# Variablen Archiv String in Excel datei (CSV) exportieren



## HParsiegla (17 Januar 2008)

Ist es möglich String Variablen im Variablenarchiv zu Speichern?
Wenn Ja, wie?


----------



## vierlagig (17 Januar 2008)

ja, ist möglich ...

und wenn du noch erzählst mit welchem system du arbeitest, findest du sicher auch einen der dir hilft. 

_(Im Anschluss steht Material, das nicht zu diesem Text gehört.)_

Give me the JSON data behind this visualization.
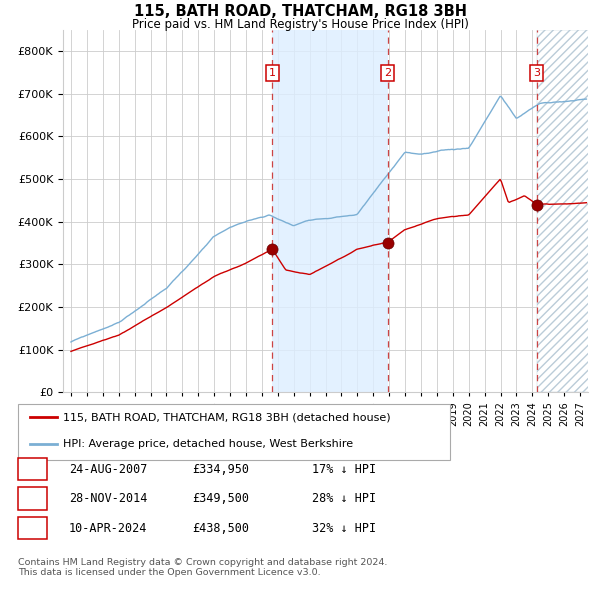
{
  "title": "115, BATH ROAD, THATCHAM, RG18 3BH",
  "subtitle": "Price paid vs. HM Land Registry's House Price Index (HPI)",
  "legend_red": "115, BATH ROAD, THATCHAM, RG18 3BH (detached house)",
  "legend_blue": "HPI: Average price, detached house, West Berkshire",
  "footer1": "Contains HM Land Registry data © Crown copyright and database right 2024.",
  "footer2": "This data is licensed under the Open Government Licence v3.0.",
  "sales": [
    {
      "num": 1,
      "date": "24-AUG-2007",
      "price": 334950,
      "pct": "17%",
      "dir": "↓"
    },
    {
      "num": 2,
      "date": "28-NOV-2014",
      "price": 349500,
      "pct": "28%",
      "dir": "↓"
    },
    {
      "num": 3,
      "date": "10-APR-2024",
      "price": 438500,
      "pct": "32%",
      "dir": "↓"
    }
  ],
  "sale_dates_year": [
    2007.65,
    2014.91,
    2024.28
  ],
  "sale_prices": [
    334950,
    349500,
    438500
  ],
  "hpi_color": "#7bafd4",
  "red_color": "#cc0000",
  "sale_dot_color": "#990000",
  "shade_color": "#ddeeff",
  "grid_color": "#cccccc",
  "vline_red_color": "#dd4444",
  "bg_color": "#ffffff",
  "ylim": [
    0,
    850000
  ],
  "xlim_start": 1994.5,
  "xlim_end": 2027.5,
  "yticks": [
    0,
    100000,
    200000,
    300000,
    400000,
    500000,
    600000,
    700000,
    800000
  ],
  "ytick_labels": [
    "£0",
    "£100K",
    "£200K",
    "£300K",
    "£400K",
    "£500K",
    "£600K",
    "£700K",
    "£800K"
  ]
}
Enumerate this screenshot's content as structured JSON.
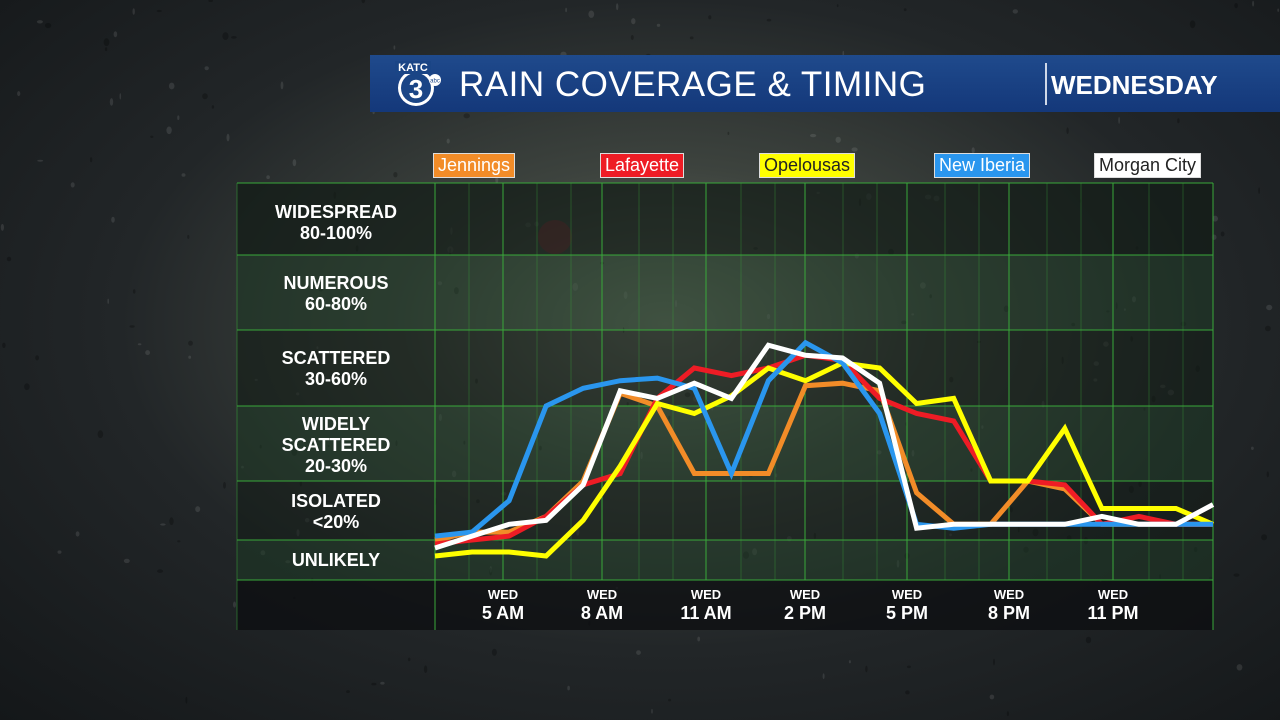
{
  "header": {
    "logo_station": "KATC",
    "logo_number": "3",
    "logo_network": "abc",
    "title": "RAIN COVERAGE & TIMING",
    "day": "WEDNESDAY"
  },
  "colors": {
    "header_bg": "#1a4586",
    "grid": "#39a83a",
    "Jennings": "#f28c28",
    "Lafayette": "#ee1c25",
    "Opelousas": "#ffff00",
    "New Iberia": "#2a96ee",
    "Morgan City": "#ffffff"
  },
  "chart_data": {
    "type": "line",
    "title": "RAIN COVERAGE & TIMING",
    "xlabel": "",
    "ylabel": "",
    "x_ticks": [
      {
        "day": "WED",
        "time": "5 AM",
        "hour": 5
      },
      {
        "day": "WED",
        "time": "8 AM",
        "hour": 8
      },
      {
        "day": "WED",
        "time": "11 AM",
        "hour": 11
      },
      {
        "day": "WED",
        "time": "2 PM",
        "hour": 14
      },
      {
        "day": "WED",
        "time": "5 PM",
        "hour": 17
      },
      {
        "day": "WED",
        "time": "8 PM",
        "hour": 20
      },
      {
        "day": "WED",
        "time": "11 PM",
        "hour": 23
      }
    ],
    "categories_y": [
      {
        "name": "WIDESPREAD",
        "range": "80-100%"
      },
      {
        "name": "NUMEROUS",
        "range": "60-80%"
      },
      {
        "name": "SCATTERED",
        "range": "30-60%"
      },
      {
        "name": "WIDELY SCATTERED",
        "range": "20-30%"
      },
      {
        "name": "ISOLATED",
        "range": "<20%"
      },
      {
        "name": "UNLIKELY",
        "range": ""
      }
    ],
    "ylim": [
      0,
      100
    ],
    "legend_position": "top",
    "x": [
      4,
      5,
      6,
      7,
      8,
      9,
      10,
      11,
      12,
      13,
      14,
      15,
      16,
      17,
      18,
      19,
      20,
      21,
      22,
      23,
      24,
      25
    ],
    "series": [
      {
        "name": "Jennings",
        "values": [
          5,
          7,
          7,
          11,
          20,
          35,
          30,
          21,
          21,
          21,
          38,
          39,
          36,
          17,
          9,
          9,
          20,
          18,
          9,
          9,
          9,
          9
        ]
      },
      {
        "name": "Lafayette",
        "values": [
          4,
          5,
          6,
          11,
          19,
          21,
          33,
          45,
          42,
          45,
          50,
          48,
          33,
          29,
          28,
          20,
          20,
          19,
          9,
          11,
          9,
          9
        ]
      },
      {
        "name": "Opelousas",
        "values": [
          1,
          2,
          2,
          1,
          10,
          22,
          31,
          29,
          34,
          45,
          40,
          47,
          45,
          31,
          33,
          20,
          20,
          27,
          13,
          13,
          13,
          9
        ]
      },
      {
        "name": "New Iberia",
        "values": [
          6,
          7,
          15,
          30,
          37,
          40,
          41,
          37,
          21,
          40,
          55,
          47,
          29,
          9,
          8,
          9,
          9,
          9,
          9,
          9,
          9,
          9
        ]
      },
      {
        "name": "Morgan City",
        "values": [
          3,
          6,
          9,
          10,
          19,
          36,
          33,
          39,
          33,
          54,
          50,
          49,
          39,
          8,
          9,
          9,
          9,
          9,
          11,
          9,
          9,
          14
        ]
      }
    ]
  }
}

bei RSView32 (bei SE auch) würd ich es mit VB machen ...


----------



## HParsiegla (17 Januar 2008)

System Simatic S7, WinCC Flexible 2007, PC Station


----------



## Larry Laffer (17 Januar 2008)

schau mal hier : http://www.sps-forum.de/showthread.php?t=15348

Im Zweifel immer erstmal in der FAQ nachschauen ...


----------



## HParsiegla (17 Januar 2008)

ich hatte mich vielleicht falsch ausgedrückt,
Die Daten sollen aus einer Variablen mit dem
Format String in eine Excel Datei geschrieben werden,
bei jeder Änderung des Wertes (VariablenArchiv) mit INT oder Word
funktioniert es, jedoch als String nicht.


----------



## Larry Laffer (17 Januar 2008)

Ich kann das jetzt gerade nicht ausprobieren ...

Ist deine STRING-Variable eine Anzeige-Variable ? Variablen, die nicht angezeigt werden, werden auch nicht autom. aktualisiert ...

Hast du sie in den Variablen-Parametern auf "Ständig lesen" gestellt ?

Gruß
LL


----------